It used to be that an aspiring artist or band writing their own songs would initially approach a music publisher with a view to getting a publishing contract. The publisher would put up money for living expenses and demos, then when the artist or band was ready, they would promote them to record companies.
Now apparently you can't get a publishing deal for love nor money. The reason? Record companies now bypass the intermediate role of the publisher and seek out and develop acts themselves. They do all the same work and pay the same advances upfront, so in this respect they are indeed fulfilling the publisher's role.
But there is something else. A publishing deal would normally take a 40% slice out of the artist's or band's songwriting royalties. The record companies have now realized they can take this slice for themselves.

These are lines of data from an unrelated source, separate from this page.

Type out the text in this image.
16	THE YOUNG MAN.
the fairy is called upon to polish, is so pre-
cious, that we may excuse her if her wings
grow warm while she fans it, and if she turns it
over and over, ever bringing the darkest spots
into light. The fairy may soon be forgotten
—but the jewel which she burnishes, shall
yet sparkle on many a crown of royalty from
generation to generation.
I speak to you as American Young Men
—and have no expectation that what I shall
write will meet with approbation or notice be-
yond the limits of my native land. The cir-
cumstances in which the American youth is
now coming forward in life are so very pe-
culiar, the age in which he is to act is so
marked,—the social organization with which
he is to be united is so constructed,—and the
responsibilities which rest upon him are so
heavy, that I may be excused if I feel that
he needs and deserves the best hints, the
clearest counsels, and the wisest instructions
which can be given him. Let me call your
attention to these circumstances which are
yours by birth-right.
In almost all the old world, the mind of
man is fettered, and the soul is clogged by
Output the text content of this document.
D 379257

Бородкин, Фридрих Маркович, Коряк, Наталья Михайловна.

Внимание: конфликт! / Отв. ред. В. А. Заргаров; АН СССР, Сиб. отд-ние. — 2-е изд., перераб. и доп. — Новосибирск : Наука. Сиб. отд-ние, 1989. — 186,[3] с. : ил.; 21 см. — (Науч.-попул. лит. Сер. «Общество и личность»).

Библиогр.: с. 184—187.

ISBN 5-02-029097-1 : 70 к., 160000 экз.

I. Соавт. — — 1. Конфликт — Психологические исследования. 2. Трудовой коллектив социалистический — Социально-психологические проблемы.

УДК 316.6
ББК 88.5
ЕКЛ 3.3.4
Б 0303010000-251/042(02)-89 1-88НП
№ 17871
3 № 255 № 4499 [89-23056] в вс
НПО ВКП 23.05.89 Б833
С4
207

Since record companies are doing the publisher's initial work, surely this is fair?
Well actually not...
The traditional role of the publisher did not end when the act was signed to a record company. It extended into promoting their songs to other performers as cover versions, promotion to television producers, film, and - most importantly - TV commercials.
From this, the publisher would make loads of money for the writers, they would both get their fair shares, and the band would derive additional and separate income from record sales.
Unfortunately, the record companies are far too busy selling records (and downloads) to bother about this additional source of income, which largely goes unexploited.
In fact the people who are exploiting this revenue stream are the publishers who, starved of new talent, promote their back catalog to the hilt.
And the record companies? It's oh so sad. Once upon a time film production companies would pay to use a song in their movie. Now, the record companies have to pay them to get a song featured, simply so they can sell records off the back of that.
Traditional music publishers are by no means starving. And right now they are laughing at record companies' meager efforts. They know their turn will come again.
This article was inspired by a conversation with producer Dave Allen.